Enhancement of human B cell proliferation and differentiation by tumor necrosis factor-alpha and interleukin 1

The role of tumor necrosis factor-alpha (TNF-alpha) in human B cell responses was examined and compared with that of interleukin (IL) 1 by assessing the ability of each cytokine to support proliferation and differentiation. Recombinant TNF-alpha (rTNF-alpha) and recombinant IL-1 (rIL-1) each enhanced the generation of immunoglobulin-secreting cells (ISC) in cultures of pokeweed mitogen-stimulated B cells incubated with T cells. To examine the direct effect of rTNF-alpha and rIL-1 on the responding B cell, highly purified peripheral blood B cells were stimulated with Cowan I Staphylococcus aureus (SA). In the absence of T cell factors, proliferation was minimal and there was no generation of ISC. Recombinant IL-2 (rIL-2) supported both responses. Although rTNF-alpha alone did not support SA-stimulated generation of ISC, it did increase SA-stimulated B cell DNA synthesis by two- to eightfold. In addition, rTNF-alpha augmented B cell proliferation in rIL-2 supported SA-stimulated cultures. Moreover, rTNF-alpha enhanced the generation of ISC stimulated by rIL-2 alone or rIL-2 and SA. rIL-1 also augmented DNA synthesis and generation of ISC by B cells stimulated with SA and rIL-2. However, rTNF-alpha enhanced proliferation and ISC generation in SA + rIL-2-stimulated cultures even when they were supplemented with saturating concentrations of rIL-1. Utilizing a two-stage culture system, it was found that the major effect of rTNF-alpha was to enhance responsiveness of SA-activated B cells to rIL-2, whereas it exerted only a minimal effect during initial stimulation.
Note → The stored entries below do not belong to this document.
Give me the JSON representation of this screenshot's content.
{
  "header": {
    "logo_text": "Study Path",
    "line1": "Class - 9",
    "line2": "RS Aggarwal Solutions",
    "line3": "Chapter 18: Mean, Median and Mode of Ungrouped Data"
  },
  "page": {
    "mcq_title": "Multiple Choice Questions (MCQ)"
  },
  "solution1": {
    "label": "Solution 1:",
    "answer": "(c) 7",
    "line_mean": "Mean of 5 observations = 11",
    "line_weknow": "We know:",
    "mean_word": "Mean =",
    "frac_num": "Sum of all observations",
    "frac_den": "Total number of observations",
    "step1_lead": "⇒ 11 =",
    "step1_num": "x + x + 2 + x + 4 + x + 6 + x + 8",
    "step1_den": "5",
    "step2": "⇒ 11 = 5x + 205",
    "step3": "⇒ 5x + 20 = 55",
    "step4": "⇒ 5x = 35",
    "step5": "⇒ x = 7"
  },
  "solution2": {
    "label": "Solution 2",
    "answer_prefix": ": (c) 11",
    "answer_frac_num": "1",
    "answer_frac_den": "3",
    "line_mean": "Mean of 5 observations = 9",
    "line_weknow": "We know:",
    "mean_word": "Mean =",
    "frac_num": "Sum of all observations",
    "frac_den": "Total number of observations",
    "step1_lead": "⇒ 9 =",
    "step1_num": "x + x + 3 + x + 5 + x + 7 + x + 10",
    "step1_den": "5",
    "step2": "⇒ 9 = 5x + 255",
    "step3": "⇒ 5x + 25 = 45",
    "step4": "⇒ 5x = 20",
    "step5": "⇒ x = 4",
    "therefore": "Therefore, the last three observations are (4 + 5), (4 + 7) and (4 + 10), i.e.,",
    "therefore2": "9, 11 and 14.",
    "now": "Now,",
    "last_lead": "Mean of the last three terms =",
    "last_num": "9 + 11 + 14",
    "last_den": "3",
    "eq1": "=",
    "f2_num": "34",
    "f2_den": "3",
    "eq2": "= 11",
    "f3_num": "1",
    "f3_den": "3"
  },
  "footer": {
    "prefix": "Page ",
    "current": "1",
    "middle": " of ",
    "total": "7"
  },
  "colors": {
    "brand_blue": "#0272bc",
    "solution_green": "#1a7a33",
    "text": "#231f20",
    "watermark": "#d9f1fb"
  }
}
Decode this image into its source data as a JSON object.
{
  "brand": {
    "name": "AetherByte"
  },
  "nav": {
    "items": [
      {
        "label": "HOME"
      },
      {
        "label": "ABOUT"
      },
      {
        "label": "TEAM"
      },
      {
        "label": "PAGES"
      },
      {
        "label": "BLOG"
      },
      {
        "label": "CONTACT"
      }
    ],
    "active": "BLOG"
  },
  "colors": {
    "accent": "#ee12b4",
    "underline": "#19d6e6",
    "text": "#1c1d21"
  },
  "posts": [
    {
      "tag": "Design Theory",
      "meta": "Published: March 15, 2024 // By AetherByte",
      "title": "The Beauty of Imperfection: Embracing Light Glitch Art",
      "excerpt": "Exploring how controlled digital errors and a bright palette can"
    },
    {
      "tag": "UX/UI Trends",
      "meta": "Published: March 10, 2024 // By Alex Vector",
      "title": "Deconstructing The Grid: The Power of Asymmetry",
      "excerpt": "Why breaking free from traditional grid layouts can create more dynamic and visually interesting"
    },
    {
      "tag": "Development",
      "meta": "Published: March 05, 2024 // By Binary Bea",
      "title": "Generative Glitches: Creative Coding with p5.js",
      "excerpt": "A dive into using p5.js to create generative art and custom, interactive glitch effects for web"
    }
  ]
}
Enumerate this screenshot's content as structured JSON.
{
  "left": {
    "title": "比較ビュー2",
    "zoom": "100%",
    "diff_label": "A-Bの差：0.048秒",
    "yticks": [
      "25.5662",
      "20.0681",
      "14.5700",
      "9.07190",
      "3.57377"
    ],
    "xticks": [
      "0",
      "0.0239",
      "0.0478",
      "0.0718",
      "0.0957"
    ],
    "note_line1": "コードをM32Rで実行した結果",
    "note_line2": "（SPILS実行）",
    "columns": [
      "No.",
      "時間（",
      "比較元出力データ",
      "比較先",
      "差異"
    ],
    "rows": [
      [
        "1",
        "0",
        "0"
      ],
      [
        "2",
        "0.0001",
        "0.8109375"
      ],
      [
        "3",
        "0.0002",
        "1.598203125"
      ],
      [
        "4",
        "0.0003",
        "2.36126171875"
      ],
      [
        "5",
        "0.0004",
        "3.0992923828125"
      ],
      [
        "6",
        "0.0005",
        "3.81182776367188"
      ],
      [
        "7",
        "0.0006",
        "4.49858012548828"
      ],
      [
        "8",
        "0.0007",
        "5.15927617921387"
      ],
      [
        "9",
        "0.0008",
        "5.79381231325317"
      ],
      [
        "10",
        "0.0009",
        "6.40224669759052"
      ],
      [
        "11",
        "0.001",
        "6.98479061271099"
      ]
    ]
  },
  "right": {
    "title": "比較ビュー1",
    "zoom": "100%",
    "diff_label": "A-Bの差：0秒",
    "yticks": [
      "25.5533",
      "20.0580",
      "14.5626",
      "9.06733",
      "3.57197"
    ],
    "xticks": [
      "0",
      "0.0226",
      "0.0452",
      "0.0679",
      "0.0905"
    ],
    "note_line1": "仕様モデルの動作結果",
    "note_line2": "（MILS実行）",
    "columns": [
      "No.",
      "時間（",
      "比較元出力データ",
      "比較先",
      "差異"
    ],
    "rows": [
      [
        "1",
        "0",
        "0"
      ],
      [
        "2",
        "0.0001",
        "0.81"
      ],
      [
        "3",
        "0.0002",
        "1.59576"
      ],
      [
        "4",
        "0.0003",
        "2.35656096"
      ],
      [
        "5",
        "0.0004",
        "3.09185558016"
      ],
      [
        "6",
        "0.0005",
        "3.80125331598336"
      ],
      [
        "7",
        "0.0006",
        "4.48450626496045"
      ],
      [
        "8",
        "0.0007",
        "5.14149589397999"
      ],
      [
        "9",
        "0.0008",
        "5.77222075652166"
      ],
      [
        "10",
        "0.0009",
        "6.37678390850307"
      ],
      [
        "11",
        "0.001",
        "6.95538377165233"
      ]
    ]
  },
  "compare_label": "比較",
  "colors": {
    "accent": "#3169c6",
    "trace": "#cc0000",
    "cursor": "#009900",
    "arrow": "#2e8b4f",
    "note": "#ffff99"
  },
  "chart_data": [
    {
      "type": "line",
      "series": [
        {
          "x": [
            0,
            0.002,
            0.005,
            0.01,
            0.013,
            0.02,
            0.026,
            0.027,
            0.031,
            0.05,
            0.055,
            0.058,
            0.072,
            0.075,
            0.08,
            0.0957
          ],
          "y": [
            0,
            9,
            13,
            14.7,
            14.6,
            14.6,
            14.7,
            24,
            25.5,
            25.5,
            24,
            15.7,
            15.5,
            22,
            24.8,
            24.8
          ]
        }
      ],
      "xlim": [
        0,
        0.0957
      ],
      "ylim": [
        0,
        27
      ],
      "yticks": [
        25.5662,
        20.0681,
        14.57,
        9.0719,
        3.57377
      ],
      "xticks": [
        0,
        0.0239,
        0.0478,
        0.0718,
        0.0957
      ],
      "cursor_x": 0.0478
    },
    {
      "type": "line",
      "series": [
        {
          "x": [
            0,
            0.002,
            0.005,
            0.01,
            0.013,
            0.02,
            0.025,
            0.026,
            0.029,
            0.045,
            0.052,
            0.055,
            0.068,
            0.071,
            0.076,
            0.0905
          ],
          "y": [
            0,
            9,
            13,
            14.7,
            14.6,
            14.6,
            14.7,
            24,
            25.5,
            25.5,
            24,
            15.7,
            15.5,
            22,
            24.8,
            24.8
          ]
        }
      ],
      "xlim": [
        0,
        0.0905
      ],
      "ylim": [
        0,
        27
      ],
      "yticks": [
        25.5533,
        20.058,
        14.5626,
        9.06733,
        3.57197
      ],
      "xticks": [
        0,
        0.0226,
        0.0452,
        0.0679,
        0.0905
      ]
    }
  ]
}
These results indicate that TNF-alpha as well as IL-1 augment B cell responsiveness. Moreover, the ability of rTNF-alpha to enhance B cell responsiveness was not an indirect effect resulting from the induction of Il-1 production by contaminating monocytes, but rather resulted from the delivery of a signal by rTNF-alpha directly to the responding B cell that promoted both proliferation and differentiation after initial activation. The data therefore indicate that human B cell responsiveness can be independently regulated by the action of two separate monocyte-derived cytokines.